Ne sommes-nous pas, aujourd’hui, entre ces deux états que le prophétique penseur décrivait si bien quatre-vingts ans d’avance ? La lutte actuelle est engagée entre la classe peu nombreuse qui possède presque tout et qui ne veut rien céder, et les théoriciens qui pensent qu’il n’y a plus d’autre moyen que de résoudre le problème par l’expropriation générale au profit de la collectivité ?

Qui triomphera dans cette lutte ? est-ce le socialisme collectiviste que le même écrivain définit ainsi :

« Problème : Trouver une organisation où tout le monde soit propriétaire.

« Solution : Établir une organisation où nul ne soit propriétaire.

« Ou bien,

« Problème : Réaliser les conditions de la liberté universelle.

« Solution : Constituer la base d’un esclavage universel. »

Ces quelques lignes suffisent à faire comprendre l’appréciation de l’écrivain à ce sujet.

Cette hypothèse de la constitution de la propriété collectiviste ne paraissant pas possible, il ne reste que l’autre terme : améliorer les conditions du travail par l’acquisition de la propriété individuelle. La société n’a aucun intérêt à favoriser la formation des accumulations excessives de la richesse ; elle en a un très réel, au contraire, à ce qu’il existe le plus grand nombre possible de familles propriétaires de leur instrument de travail, puisque la liberté est inscrite en tête de notre devise nationale.

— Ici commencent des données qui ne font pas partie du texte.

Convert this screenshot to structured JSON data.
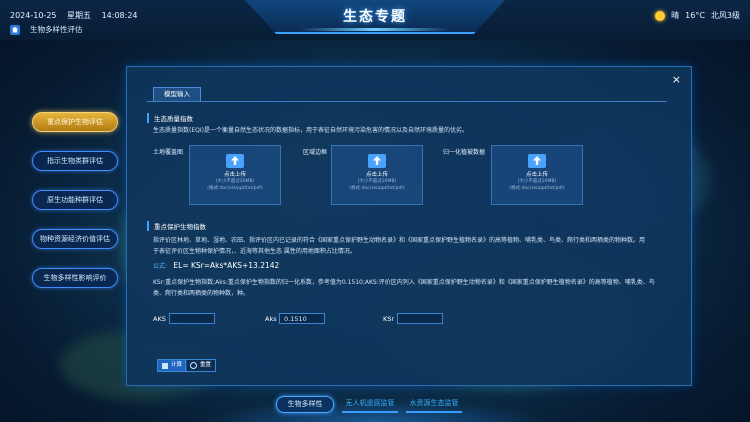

L’extrême inégalité actuelle est une cause incessante de fermentation révolutionnaire, qui conduit fatalement à une crise violente, si on ne la fait cesser. Ne laissons pas croire que le droit de propriété ne peut aboutir qu’à l’abus ; il faut que la sagesse et le véritable esprit de fraternité corrigent les excès du droit rigoureux[1]. Renonçons donc volontairement à cette portion de nos revenus dont nous pouvons facilement nous passer, et versons-la dans ce trésor public qui doit favoriser et soulager le travail, au lieu de l’épuiser. Comment ! sur trente mille francs de revenu, nous ne pourrions pas en retrancher deux mille ; sur cent vingt mille, onze mille ? sur six cent mille, cent mille ? Nous en payons déjà, objectez-vous. Oui, mais voyez donc ce qui vous reste. Et, d’ailleurs, cet impôt progressif qui vous inspire une crainte chimérique va en remplacer plusieurs autres très mal répartis, basés sur de simples probabilités, très compliqués, d’une perception dispendieuse, que vous payez aujourd’hui et que vous ne paierez plus.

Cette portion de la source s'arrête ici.